La Famille royale, d’après William T. Vollmann, adaptation et mise en scène de Thierry Jolivet

 Ce roman-fleuve de cet écrivain américain, traduit par Claro, est fondé sur un bon scénario fondé sur le pouvoir du néo-libéralisme et de la société du spectacle, à l’heure de la globalisation. Le commerce sexuel et sa captation numérique-un des thèmes du roman-est un témoignage de l’oppression du monde marchand sur les corps. Le jeune metteur en scène regarde cette fiction politique comme un moment de l’Histoire où est mise en relief la violence d’une société dont les représentants antithétiques se rejoignent dans des rapports de maître à esclave.  

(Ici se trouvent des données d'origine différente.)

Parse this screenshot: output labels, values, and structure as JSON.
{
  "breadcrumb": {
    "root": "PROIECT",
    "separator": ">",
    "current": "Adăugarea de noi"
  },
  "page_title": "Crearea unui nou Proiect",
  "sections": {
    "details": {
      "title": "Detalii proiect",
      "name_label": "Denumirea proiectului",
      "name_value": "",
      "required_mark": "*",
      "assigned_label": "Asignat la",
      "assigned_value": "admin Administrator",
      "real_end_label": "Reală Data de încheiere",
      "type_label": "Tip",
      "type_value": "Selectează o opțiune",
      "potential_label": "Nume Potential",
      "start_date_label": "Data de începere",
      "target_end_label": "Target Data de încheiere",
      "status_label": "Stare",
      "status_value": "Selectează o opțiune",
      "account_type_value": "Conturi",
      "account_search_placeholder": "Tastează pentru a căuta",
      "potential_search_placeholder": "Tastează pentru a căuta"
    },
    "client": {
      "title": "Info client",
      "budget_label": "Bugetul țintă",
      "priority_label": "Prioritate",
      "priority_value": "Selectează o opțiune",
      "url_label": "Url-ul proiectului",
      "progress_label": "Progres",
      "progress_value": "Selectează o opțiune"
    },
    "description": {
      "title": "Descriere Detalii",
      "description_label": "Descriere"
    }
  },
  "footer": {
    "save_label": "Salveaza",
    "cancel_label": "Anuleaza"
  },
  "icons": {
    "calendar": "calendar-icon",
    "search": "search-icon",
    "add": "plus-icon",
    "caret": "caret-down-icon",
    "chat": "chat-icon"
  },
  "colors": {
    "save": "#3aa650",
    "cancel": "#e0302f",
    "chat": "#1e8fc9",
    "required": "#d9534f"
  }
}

Deux frères ennemis, tels Abel et Caïn, se regardent en miroir, se croisant parfois mais à peine, l’un du côté du Bien, et l’autre, du côté du Mal. Le bon Tyler, un détective privé, a été embauché par un proche d’un de ces frères ennemi- à la fois homme d’affaires cynique et avocat arrogant. A la recherche de la mythique « Reine des Putes » de San Francisco,  pour en faire la vedette d’un bordel virtuel à Las Vegas! Tyler va donc fréquenter les bas-fonds de la ville, il localisera cette « Reine » …et en tombera amoureux. Il y a aussi dans ce roman, une tribu de prostituées sous l’emprise de l’héroïne et du crack «que le Roi Dollar et ses sbires vont s’employer à anéantir». Pour raffiner encore ce tableau d’une société corrompue-vies détruites et amours malheureuses-le bon Tyler va aimer l’épouse du frère diabolique qui se suicidera.

Dégradation des existences mises à mal : les personnages masculins comme féminins ne se montrent pas sous leur meilleur jour, et sont les victimes et les proies sexuelles des souteneurs (les hommes les plus forts physiquement) et des hommes d’argent. Coups et blessures, femmes ravalées au rang d’esclaves violées, hommes spectateurs passifs ou acteurs mais souvent impuissants… Bref, tout ce monde équivoque des bas-fonds vit dans une solitude extrême. Une fresque très noire, même si la Reine paraît plus humaine!

Toute la mise en scène  est fondée sur une énergie et une fougue non simulées. Côté scénographie, murs, parois et habitacles se déplacent, donnant à voir avec beaucoup d’invention et de façon simultanée, des situations pourtant éloignées mais dont les scènes s’enchaînent comme dans un film, à un rythme tendu. Les comédiens ne ménagent pas leurs efforts, et assument pleinement leur rôle de bandit ou de prostituée. Dans une sorte de danse macabre, ils essayent de résister aux menaces et d’éviter coups et mauvais traitements. Le représentant du Mal déroule au micro le catalogue des catastrophes sociales actuelles : crise des subprimes aux États-Unis et ses répercussions en Europe, attentat et chute des Tours jumelles… L’animateur fait son show, tous micros ouverts, sous les spots d’une télé, invectivant le Mal sur un ton de colère, en écho au trio Mémorial: composition et interprétation musicale de Clément Bondu, Jean-Baptiste Cognet et Yann Sandeau.

 Mais le niveau sonore beaucoup trop élevé réduit le propos et oblige Florian Bardet, Zoé Fauconnet, Isabel Aimé Gonzalez Sola, Thierry Jolivet, Nicolas Mollard, Julie Recoing, Savannah Rol et Paul Schirck à ne mettre aucune distance entre eux et leur personnage: ils jouent un peu sommairement au premier degré, criaillant et s’époumonant sans nuance. Dommage…

 Véronique Hotte

Le spectacle a été joué au Théâtre de la Cité internationale, 17 boulevard Jourdan, Paris XIVème, du 5 au 10 octobre.

Le roman traduit par Caro est publié aux éditions Actes Sud.